Americans Are Eating Less Healthily, Except at School


TUESDAY, April 13, 2021 (HealthDay News) — Taking a deep dive into how Americans eat, a new dietary analysis finds that no matter where people get their food, bad nutrition rules the day, with one key exception: schools.

The conclusion is based on surveys conducted among 61,000 adults and children between 2003 and 2018. Respondents’ answers revealed that the quality of much of the food they’ve been getting from restaurants, grocery stores, work sites, entertainment venues and food trucks has remained consistently poor over the years.

But a very different picture has been unfolding in American schools. During the study period, children have seen the poor nutritional content of their in-school meals (as a percentage of all school-based food on offer) drop by more than half, down from 57% to just 24%.

“That is a very notable finding from our study,” said lead author Junxiu Liu, an assistant professor in the department of population health science and policy at the Icahn School of Medicine at Mount Sinai in New York City. (During the study, Liu was a postdoctoral student at the Friedman School of Nutrition Science and Policy at Tufts University in Boston).

“Across all groups and income levels, the nutritional quality of meals and snacks eaten at school improved dramatically over the study period,” she noted.

Not coincidentally, Liu stressed, that study period coincided with the passage of the “Healthy, Hunger-Free Kids Act” in 2010, an Obama administration effort to set higher national nutritional standards in schools across the nation.

And the result, said Liu, is that “school is the healthiest place for Americans to eat right now.”

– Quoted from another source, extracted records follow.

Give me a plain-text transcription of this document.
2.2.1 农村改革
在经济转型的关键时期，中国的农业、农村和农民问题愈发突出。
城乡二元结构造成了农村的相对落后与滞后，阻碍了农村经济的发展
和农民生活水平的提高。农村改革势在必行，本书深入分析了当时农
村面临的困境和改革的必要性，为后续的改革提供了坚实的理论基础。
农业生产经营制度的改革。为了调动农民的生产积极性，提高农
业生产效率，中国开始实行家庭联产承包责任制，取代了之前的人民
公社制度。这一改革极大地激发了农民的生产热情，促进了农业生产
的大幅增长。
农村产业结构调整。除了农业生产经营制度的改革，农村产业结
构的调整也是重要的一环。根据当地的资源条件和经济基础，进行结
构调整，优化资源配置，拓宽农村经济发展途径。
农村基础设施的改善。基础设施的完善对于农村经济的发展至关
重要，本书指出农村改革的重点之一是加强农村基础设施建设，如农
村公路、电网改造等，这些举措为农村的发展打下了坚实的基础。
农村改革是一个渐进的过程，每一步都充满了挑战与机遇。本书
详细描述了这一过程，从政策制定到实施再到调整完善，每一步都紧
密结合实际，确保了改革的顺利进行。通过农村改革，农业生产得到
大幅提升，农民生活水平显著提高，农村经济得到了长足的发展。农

The problem? On average, school meals account for only 9% of all the food a child gets over the course of a year, according to the researchers.

In total, nearly 21,000 children (aged 5 to 19) and almost 40,000 adults (average age of 47) participated in eight successive National Health and Nutrition Examination surveys spanning 16 years. The surveys analyzed actual food consumed, not simply what was available for purchase.